10. Mars In Twilight

11. Just Another Version Of You

12. Jack Around

13. Man From Mars

 

Jack Spann (actually Jon Rosen) started his
music career like many young artists, a college student by day play in local
bars in St. Louis by night.

He joined the local band “Vitamin
A” before he dared the big leap to New York, where in addition to his work
as a studio musician and doing live performances, he had some theater fame with
the show “War Horse” at the Lincoln Center Theater and the “Hank
Williams Story” in the Little Schubert Theater.

The versatile pianist and multi-instrumentalist
released his first solo album “Time, Time, Time, Time, Time” last year; the
follow-up work from 2017 is entitled “Beautiful Man From Mars”.
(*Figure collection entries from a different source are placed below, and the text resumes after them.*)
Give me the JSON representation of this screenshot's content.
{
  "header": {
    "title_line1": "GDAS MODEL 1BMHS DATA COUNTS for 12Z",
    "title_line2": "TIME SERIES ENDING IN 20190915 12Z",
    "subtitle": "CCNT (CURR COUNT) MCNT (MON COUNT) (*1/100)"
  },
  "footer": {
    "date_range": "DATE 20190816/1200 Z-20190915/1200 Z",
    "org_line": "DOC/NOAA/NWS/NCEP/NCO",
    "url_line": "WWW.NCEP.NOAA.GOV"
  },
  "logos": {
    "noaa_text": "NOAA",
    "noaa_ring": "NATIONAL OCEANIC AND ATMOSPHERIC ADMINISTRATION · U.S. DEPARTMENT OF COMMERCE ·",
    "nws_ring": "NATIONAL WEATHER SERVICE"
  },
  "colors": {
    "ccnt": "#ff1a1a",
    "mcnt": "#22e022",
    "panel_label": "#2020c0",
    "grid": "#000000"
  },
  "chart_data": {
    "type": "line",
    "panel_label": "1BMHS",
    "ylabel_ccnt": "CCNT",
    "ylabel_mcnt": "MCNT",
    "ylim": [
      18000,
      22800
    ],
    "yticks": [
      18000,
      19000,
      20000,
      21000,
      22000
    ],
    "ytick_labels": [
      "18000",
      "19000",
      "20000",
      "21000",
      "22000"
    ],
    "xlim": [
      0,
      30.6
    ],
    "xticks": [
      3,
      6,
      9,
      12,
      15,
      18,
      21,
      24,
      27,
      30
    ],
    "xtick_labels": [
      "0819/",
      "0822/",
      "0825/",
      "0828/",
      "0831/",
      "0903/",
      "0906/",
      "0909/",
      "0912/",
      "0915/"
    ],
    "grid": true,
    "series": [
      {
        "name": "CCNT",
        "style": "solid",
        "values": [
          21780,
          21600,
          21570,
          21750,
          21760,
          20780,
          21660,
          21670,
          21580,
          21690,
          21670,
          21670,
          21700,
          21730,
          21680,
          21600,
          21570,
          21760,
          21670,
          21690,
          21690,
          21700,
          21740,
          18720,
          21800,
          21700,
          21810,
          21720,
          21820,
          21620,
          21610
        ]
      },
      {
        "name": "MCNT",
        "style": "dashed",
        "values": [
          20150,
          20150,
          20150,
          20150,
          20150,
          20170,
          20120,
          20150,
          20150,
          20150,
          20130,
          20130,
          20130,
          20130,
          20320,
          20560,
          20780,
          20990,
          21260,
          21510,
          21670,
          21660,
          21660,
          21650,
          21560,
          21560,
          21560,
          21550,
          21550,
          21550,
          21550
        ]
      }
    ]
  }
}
The artist himself describes his first work
as “emotional, passionate, grounded and sometimes gloomy”. The new
album also has an emotional and sometimes slightly dark mood. With the title
“The Beautiful Man From Mars” spontaneous associations with David Bowie’s song
“Life On Mars” come up and this connection is not entirely absurd, because
Sparr got to know Bowie’s producer Tony Visconti during his 16 years in New
York where he recorded on demos for David’s last album.

Titles such as “She Makes Pornography on
the Weekend”, which has a double life theme, or “Fear Or Loyalty” about the
well-known “hamster wheel” in which most of us are found are certainly not easy
fare.  Other pieces such as “Songman” or
“I’m A Bird” spread a cheerful, lively mood. “Snooty Acres” sounds like a
musical from a bygone era and musically stands out from the rest, just as one
is set back in time with the swinging “Just Another Version Of You”.

The last purely instrumental track “Man
From Mars” takes up the melody of the opening piece again and rounds off the
album.

Jack Spann is a perfectionist who often
works hours and hours on song elements before they correspond to his ideas and
convey the emotionality he wants.  The
album sounds perfectly arranged and produced, but very few tracks are likely to
be compatible with mass tastes, other than “Deep Inside”.

Walking away from the mainstream, Jack
Spann will find it difficult to break out of an artistic niche existence.